The truth is almost never linear!

- Or almost never!

But often the linearity assumption is “good enough”

What about when its not?

Polynomials

Step Functions

Splines

Local Regression

Generalized Additive Models

- All of these models offer a lot of flexibility, without losing the ease and interpretability of linear models

- \(y_i = B_0 + B_1x_1 + B_2x_{i}^{2} + B_3x_{i}^{3} + ... + B_dx_{i}^{d} + \epsilon_i\)

Create new variables \(X_1 = X\), \(X_2 = X^2\), and so on, then treat as multiple linear regression

Not really interested in the coefficients; more interested in the fitted function values at any value \(x_0\):

- \(\hat{f}(x_0) = \hat{\beta_0} + \hat{\beta_1}x_0 + \hat{\beta_2}x_0^2 + \hat{\beta_3}x_3 + \hat{\beta_4}x_4\)

Since \(\hat{f}(x_0)\) is a linear function of the \(\hat{\beta_\ell}\), can get a simple expression for pointwise-variances \(Var[\hat{f}(x_0)]\) at any value of \(x_0\). In the figure above, we have computed the fit and pointwise standard errors on a grid of values for \(x_0\). We show \(\hat{f}(x_0) \pm 2 \cdot se[\hat{f}(x_0)]\)

We either fix the degree \(d\) at some reasonably low value, else use cross-validation to choose \(d\)

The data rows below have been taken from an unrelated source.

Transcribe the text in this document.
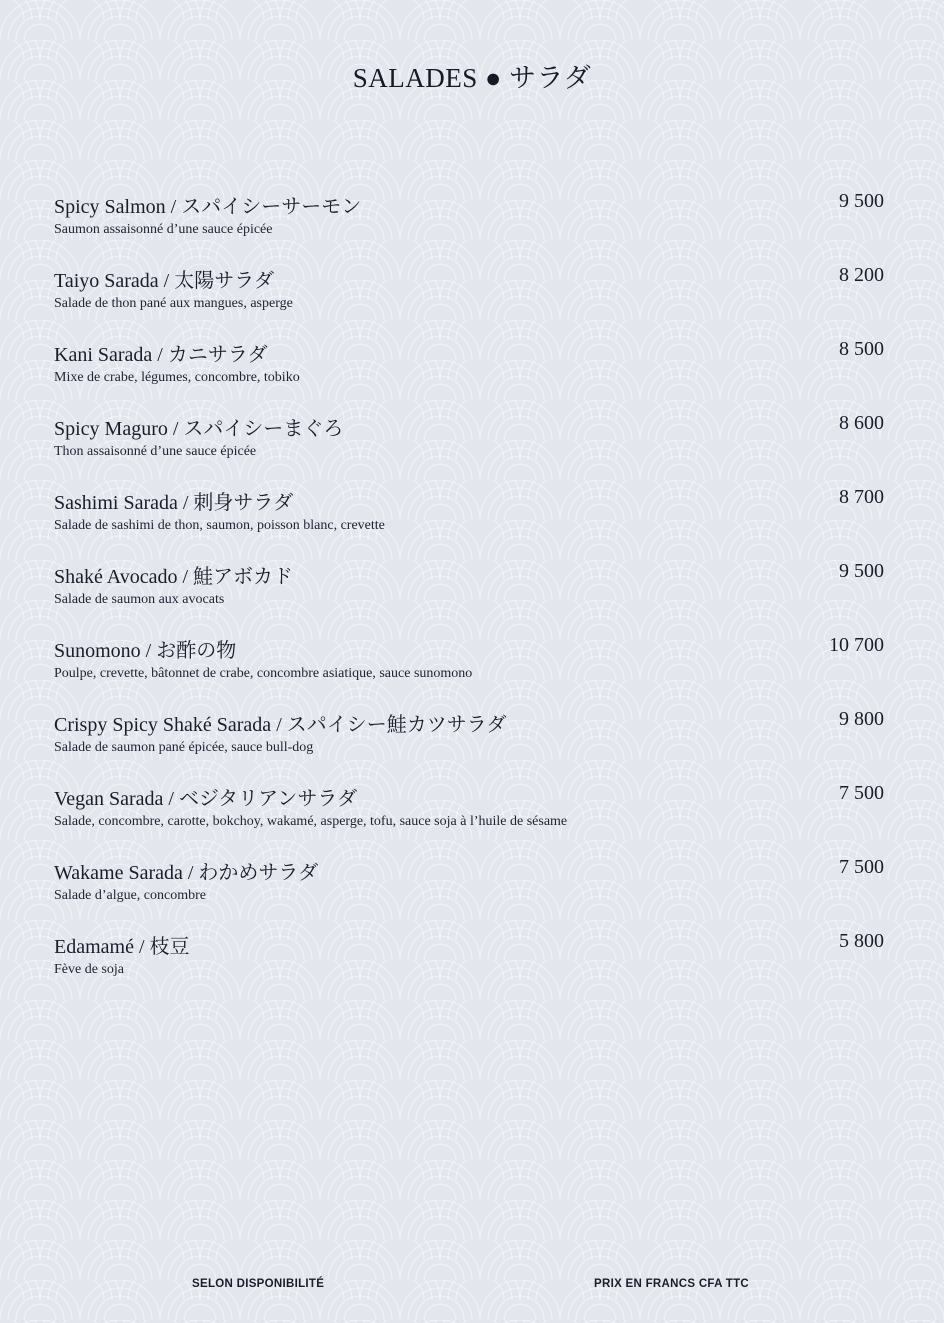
SALADES ● サラダ
Spicy Salmon / スパイシーサーモン	9 500
Saumon assaisonné d’une sauce épicée
Taiyo Sarada / 太陽サラダ	8 200
Salade de thon pané aux mangues, asperge
Kani Sarada / カニサラダ	8 500
Mixe de crabe, légumes, concombre, tobiko
Spicy Maguro / スパイシーまぐろ	8 600
Thon assaisonné d’une sauce épicée
Sashimi Sarada / 刺身サラダ	8 700
Salade de sashimi de thon, saumon, poisson blanc, crevette
Shaké Avocado / 鮭アボカド	9 500
Salade de saumon aux avocats
Sunomono / お酢の物	10 700
Poulpe, crevette, bâtonnet de crabe, concombre asiatique, sauce sunomono
Crispy Spicy Shaké Sarada / スパイシー鮭カツサラダ	9 800
Salade de saumon pané épicée, sauce bull-dog
Vegan Sarada / ベジタリアンサラダ	7 500
Salade, concombre, carotte, bokchoy, wakamé, asperge, tofu, sauce soja à l’huile de sésame
Wakame Sarada / わかめサラダ	7 500
Salade d’algue, concombre
Edamamé / 枝豆	5 800
Fève de soja
SELON DISPONIBILITÉ	PRIX EN FRANCS CFA TTC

Logistic regression follows naturally. For example, in the figure we model:

\(Pr(y_i > 250|x_i) = \frac{exp(B_0 + B_1x_1 + B_2x_{i}^{2} + B_3x_{i}^{3} + ... + B_dx_{i}^{d})}{1 + exp(B_0 + B_1x_1 + B_2x_{i}^{2} + B_3x_{i}^{3} + ... + B_dx_{i}^{d})}\)

To get confidence intervals, compute upper and lower bounds on on the logit scale, and then invert to get on probability scale

Can do separately on several variables—just stack the variables into one matrix, and separate out the pieces afterwards (see GAMs later)

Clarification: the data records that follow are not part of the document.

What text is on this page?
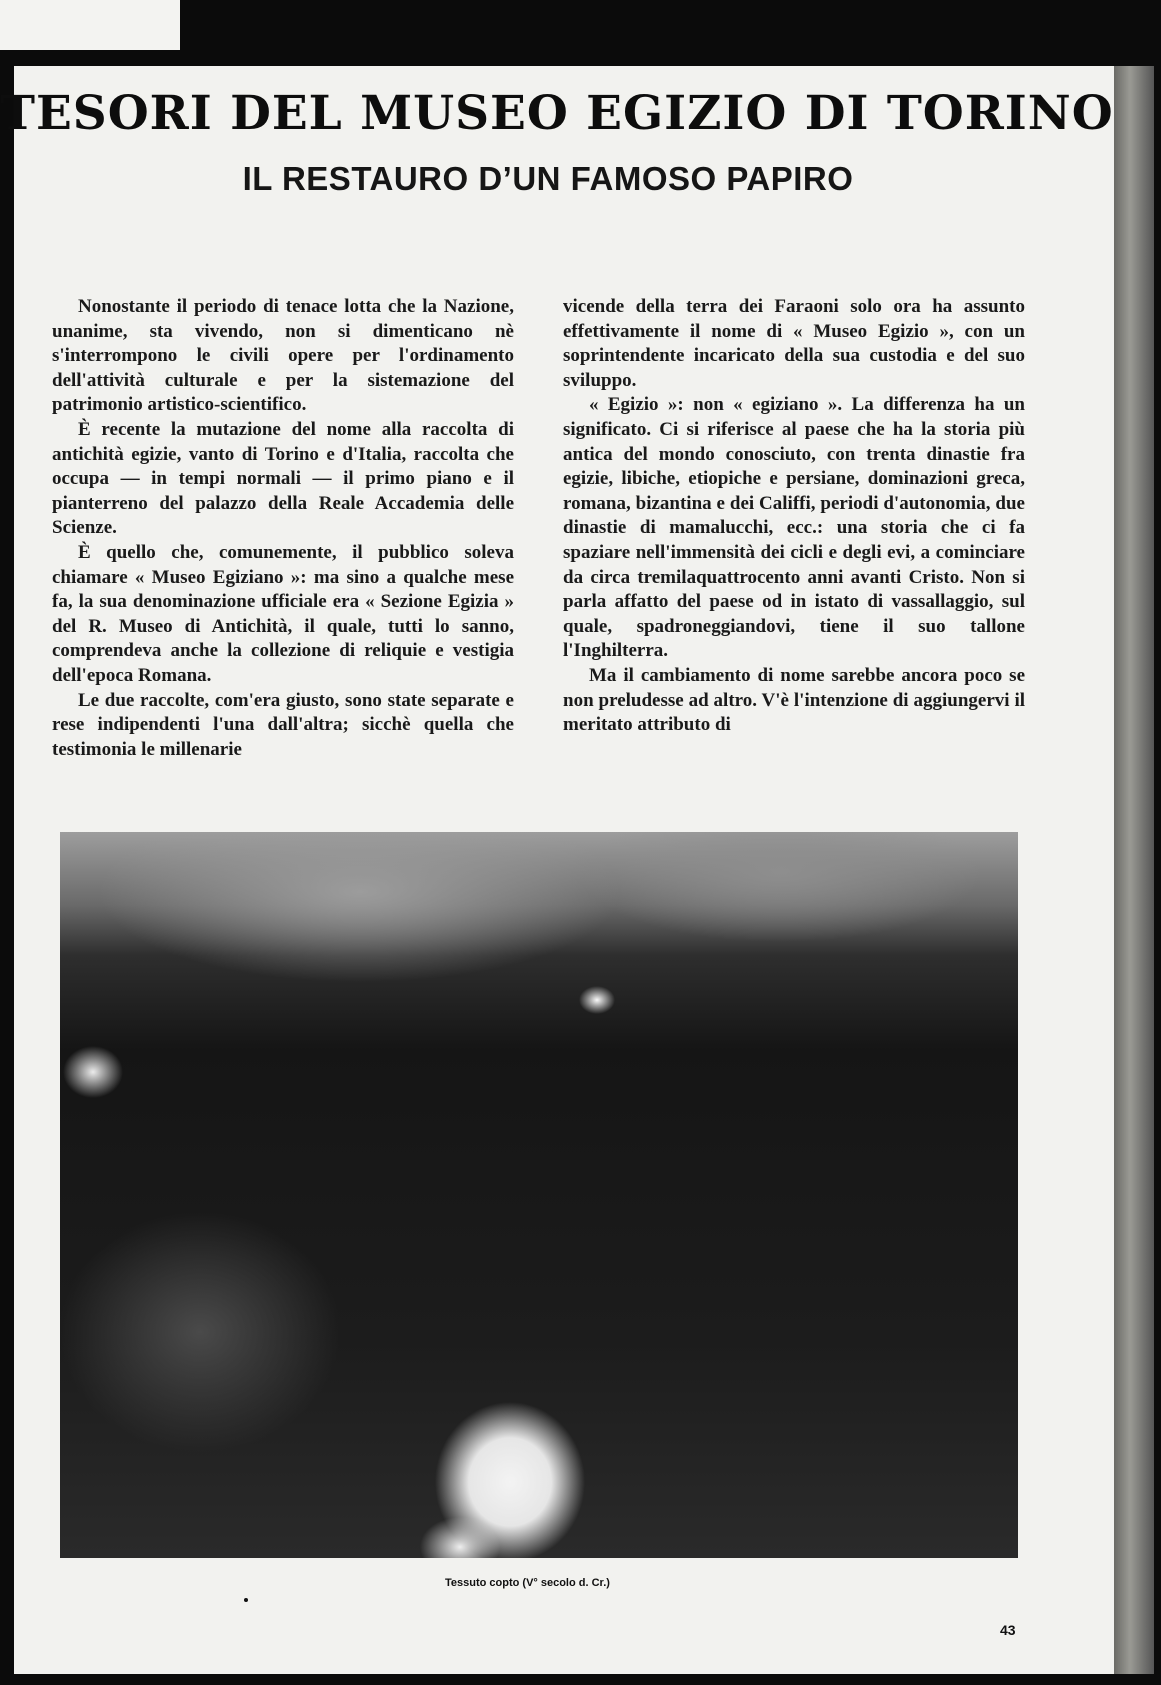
TESORI DEL MUSEO EGIZIO DI TORINO
IL RESTAURO D’UN FAMOSO PAPIRO

Nonostante il periodo di tenace lotta che la Nazione, unanime, sta vivendo, non si dimenticano nè s'interrompono le civili opere per l'ordinamento dell'attività culturale e per la sistemazione del patrimonio artistico-scientifico.

È recente la mutazione del nome alla raccolta di antichità egizie, vanto di Torino e d'Italia, raccolta che occupa — in tempi normali — il primo piano e il pianterreno del palazzo della Reale Accademia delle Scienze.

È quello che, comunemente, il pubblico soleva chiamare « Museo Egiziano »: ma sino a qualche mese fa, la sua denominazione ufficiale era « Sezione Egizia » del R. Museo di Antichità, il quale, tutti lo sanno, comprendeva anche la collezione di reliquie e vestigia dell'epoca Romana.

Le due raccolte, com'era giusto, sono state separate e rese indipendenti l'una dall'altra; sicchè quella che testimonia le millenarie

vicende della terra dei Faraoni solo ora ha assunto effettivamente il nome di « Museo Egizio », con un soprintendente incaricato della sua custodia e del suo sviluppo.

« Egizio »: non « egiziano ». La differenza ha un significato. Ci si riferisce al paese che ha la storia più antica del mondo conosciuto, con trenta dinastie fra egizie, libiche, etiopiche e persiane, dominazioni greca, romana, bizantina e dei Califfi, periodi d'autonomia, due dinastie di mamalucchi, ecc.: una storia che ci fa spaziare nell'immensità dei cicli e degli evi, a cominciare da circa tremilaquattrocento anni avanti Cristo. Non si parla affatto del paese od in istato di vassallaggio, sul quale, spadroneggiandovi, tiene il suo tallone l'Inghilterra.

Ma il cambiamento di nome sarebbe ancora poco se non preludesse ad altro. V'è l'intenzione di aggiungervi il meritato attributo di

Tessuto copto (V° secolo d. Cr.)
43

Caveat: polynomials have notorious tail behavior — very bad for extrapolation

Can fit using \(y ~ poly(x, degree = 3)\) in formula

Another way of creating transformations of a variable — cut the variable into distinct regions

- \(C_1(X) = I(X < 35), C_2(X) = I(35 \leq X < 50), ... , C_3(X) = I(X \geq 65)\)